Thursday, June 19, 2014

Great Hymns Find Fresh Treatment

Instrumental albums are not terribly popular among Christians, and when most American Christians hear instrumental music, it is typically bland or syrupy versions of comfortable and safe hymns played as background. Rarely do we see skillfully played, fresh versions of some of the world's most meaningful music, and so believers should not be surprised when few take their music seriously.

Richard Souther, however, is no ordinary musician. His own compositions are beautiful and uplifting. And though he primarily works with a palette of keyboards and synthesizers, his recent project, Hymns Revisited, has the solo piano shining like a candle in a darkened chapel. Souther's arrangements and sensitive playing are simply remarkable.

The album opens with "Morning Has Broken," introduced with an improvisation that is like opening slowly onto a new day, like waking gently. This song is followed by rendition of "Fairest Lord Jesus" which manages to be stately without sounding pompous. Next comes one of my favorites of this project: "It Is Well With My Soul." Here Souther melds the joy and fire of the original tune with flights on the keys (particularly the left hand work) that accentuate the quiet power of faith.

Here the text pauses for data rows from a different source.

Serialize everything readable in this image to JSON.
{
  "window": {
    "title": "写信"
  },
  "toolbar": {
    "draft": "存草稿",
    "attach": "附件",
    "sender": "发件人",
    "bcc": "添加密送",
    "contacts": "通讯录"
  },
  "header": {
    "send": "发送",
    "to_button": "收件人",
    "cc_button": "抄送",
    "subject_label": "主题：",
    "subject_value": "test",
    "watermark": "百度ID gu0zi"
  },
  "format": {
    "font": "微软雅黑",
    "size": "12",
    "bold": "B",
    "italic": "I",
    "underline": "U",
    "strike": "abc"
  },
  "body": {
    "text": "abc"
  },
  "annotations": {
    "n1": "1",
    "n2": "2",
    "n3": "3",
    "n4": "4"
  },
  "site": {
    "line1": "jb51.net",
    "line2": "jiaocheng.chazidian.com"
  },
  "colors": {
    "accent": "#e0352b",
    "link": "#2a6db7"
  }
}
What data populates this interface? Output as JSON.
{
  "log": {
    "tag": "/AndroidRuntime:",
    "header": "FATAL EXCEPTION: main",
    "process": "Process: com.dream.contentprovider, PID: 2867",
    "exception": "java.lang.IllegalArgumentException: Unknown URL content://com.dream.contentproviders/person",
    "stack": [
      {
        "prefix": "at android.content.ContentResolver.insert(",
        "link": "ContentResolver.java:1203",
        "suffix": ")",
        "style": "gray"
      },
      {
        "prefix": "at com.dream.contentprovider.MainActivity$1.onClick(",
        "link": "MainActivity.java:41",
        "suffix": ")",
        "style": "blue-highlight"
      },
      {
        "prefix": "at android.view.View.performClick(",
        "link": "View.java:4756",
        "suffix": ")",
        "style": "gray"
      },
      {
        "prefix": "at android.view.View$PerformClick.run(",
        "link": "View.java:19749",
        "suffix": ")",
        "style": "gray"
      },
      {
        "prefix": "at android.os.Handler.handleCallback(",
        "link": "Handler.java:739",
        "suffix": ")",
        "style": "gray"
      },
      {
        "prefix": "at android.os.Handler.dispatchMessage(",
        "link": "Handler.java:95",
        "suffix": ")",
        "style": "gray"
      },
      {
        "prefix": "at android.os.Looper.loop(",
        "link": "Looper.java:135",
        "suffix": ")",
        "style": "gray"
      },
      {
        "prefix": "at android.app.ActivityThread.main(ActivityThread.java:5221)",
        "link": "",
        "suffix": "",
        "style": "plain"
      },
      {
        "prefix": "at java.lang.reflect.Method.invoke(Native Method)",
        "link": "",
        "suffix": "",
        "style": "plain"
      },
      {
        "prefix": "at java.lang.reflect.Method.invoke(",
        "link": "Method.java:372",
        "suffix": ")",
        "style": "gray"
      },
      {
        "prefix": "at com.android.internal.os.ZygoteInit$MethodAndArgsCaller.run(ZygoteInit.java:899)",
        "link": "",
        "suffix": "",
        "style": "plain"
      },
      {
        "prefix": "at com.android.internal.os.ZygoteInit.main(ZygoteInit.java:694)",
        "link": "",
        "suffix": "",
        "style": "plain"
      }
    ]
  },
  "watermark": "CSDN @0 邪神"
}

Much of "I Surrender All" sounds stark, almost naked, as the chorus sounds like a lone voice crying out to a God who is sure to save. Here there are also flurries and improvisations that never stray so far from the original as to be unrecognizable, but which put me in my mind a heart led by the wind of the Holy Spirit. Next comes "Turn Your Eyes Upon Jesus," a good follow up as it sounds less like evangelism than a word spoken to the troubled, surrendering soul.

For some reason, iTunes and Amazon have marked "Softly and Tenderly" as explicit. Explicit what? Explicitly beautiful piano? Explicitly true to the beauty of the old tune? Explicitly warm and inviting? Explicit in expressing a faith so deep it needs no words?

Next comes "Swing Low, Sweet Chariot" sounding like heart dancing.  A solo piano version of this tune can go very wrong, by making the song either too maudlin or so much like a romp that the sense of joy is lost. But Souther keeps at just the right tempo. This is followed by "Come Thou Font Of Every Blessing," which like the first three tracks is stirring and soulful. I've always loved this song, so I think I'm particularly sensitive to poor versions of it. This is one of the finest I've ever heard.

The last two songs on Hymns Revisited are "I Need Thee Every Hour" and "His Eye Is On The Sparrow." The first played like the gorgeous and thoughtful prayer it should be. I find myself inwardly bowing as I hear it, wanting to be closer to the great God it addresses. The latter also is also like prayer, but not the expression one gives to God, but what God returns in the conversation.

So many musicians would take these hymns and turn them in to Liberace-like opportunities to show of their ability to add flourishes, drawing attention to the player and not the music. Others merely render the melodies and assume that because the songs are traditional, they will move the listener. Both approaches diminish the power of these great songs and hide the very God they purport to reveal. Many people would claim that without the words, there is nothing to be said. But Richard Souther's album is so well done it demonstrates the scope and love of a living God. I cannot recommend it more highly.